Code duplication metrics - Best practice


When looking at code duplication metrics over a long period of time (>10 years) are there guidelines / best practices for what level of code duplication is "normal" or "recommended"?

I have great difficulty with this question as if the code quality was great then nobody needs to maintain it so who cares? But, in general terms, are there references on "normal". Say for 10 lines of duplication threshold.

Is a, say X%, duplication unusual or normal? If normal does that mean that there are healthy profitable projects our there with this level of duplication.

Perhaps the answer is if there is a study that includes code duplication as one of the metrics against success / average / failure? Perhaps people can share their success experience in maintenance costs for a level of code duplication?


Solution

  • In my opinion there is no general answer to this.

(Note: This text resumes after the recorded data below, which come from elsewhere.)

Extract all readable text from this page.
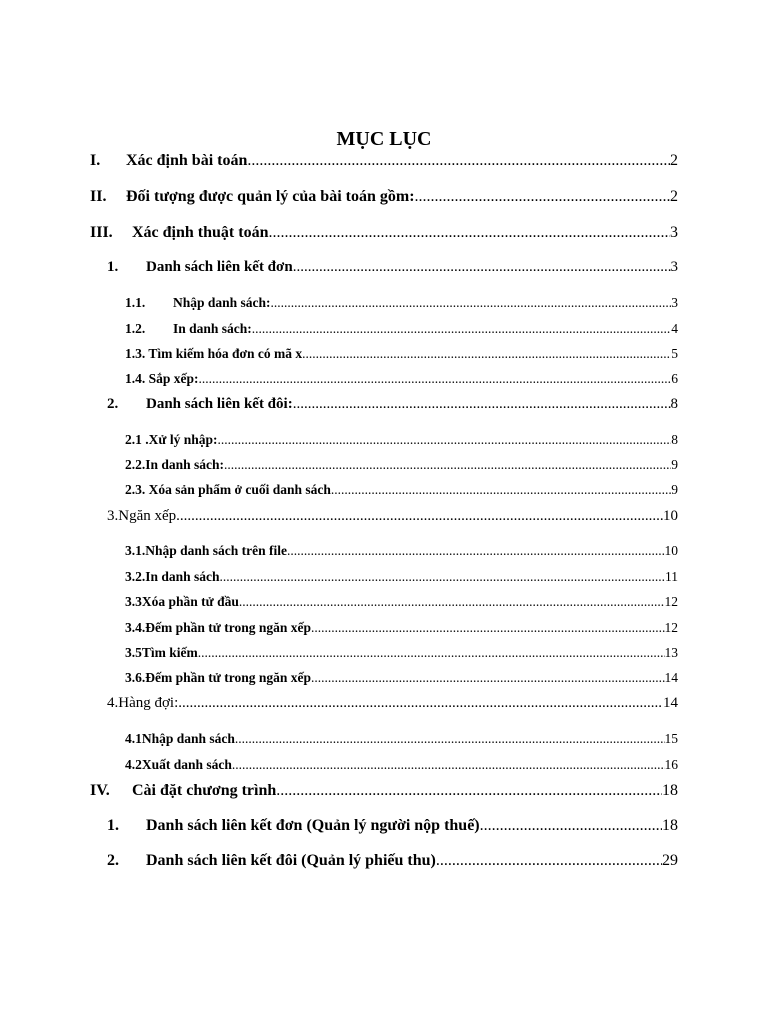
MỤC LỤC
I.	Xác định bài toán .....	2
II.	Đối tượng được quản lý của bài toán gồm: .....	2
III.	Xác định thuật toán .....	3
1.	Danh sách liên kết đơn .....	3
1.1.	Nhập danh sách: .....	3
1.2.	In danh sách: .....	4
1.3. Tìm kiếm hóa đơn có mã x .....	5
1.4. Sắp xếp: .....	6
2.	Danh sách liên kết đôi: .....	8
2.1 .Xử lý nhập: .....	8
2.2.In danh sách: .....	9
2.3. Xóa sản phẩm ở cuối danh sách .....	9
3.Ngăn xếp .....	10
3.1.Nhập danh sách trên file .....	10
3.2.In danh sách .....	11
3.3Xóa phần tử đầu .....	12
3.4.Đếm phần tử trong ngăn xếp .....	12
3.5Tìm kiếm .....	13
3.6.Đếm phần tử trong ngăn xếp .....	14
4.Hàng đợi: .....	14
4.1Nhập danh sách .....	15
4.2Xuất danh sách .....	16
IV.	Cài đặt chương trình .....	18
1.	Danh sách liên kết đơn (Quản lý người nộp thuế) .....	18
2.	Danh sách liên kết đôi (Quản lý phiếu thu) .....	29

    You should inspect every finding of the tool and decide if it is a false positive or justified (may be some standard coding pattern or generated code parts) or does contain problematic copy pasted code that should be refactored and extracted into a own function/module/whatever.

    In case of false positive or intended code there should be a tool specific way to suppress the warning on this occurrence or on a general base on a specific pattern.

    So in future runs, you always should get warnings if new duplicates are found (or older unfixed true positives).

    May be on false positives consider filing a bug report to the author (crafting the smallest possible code-configuration that still throws that warning).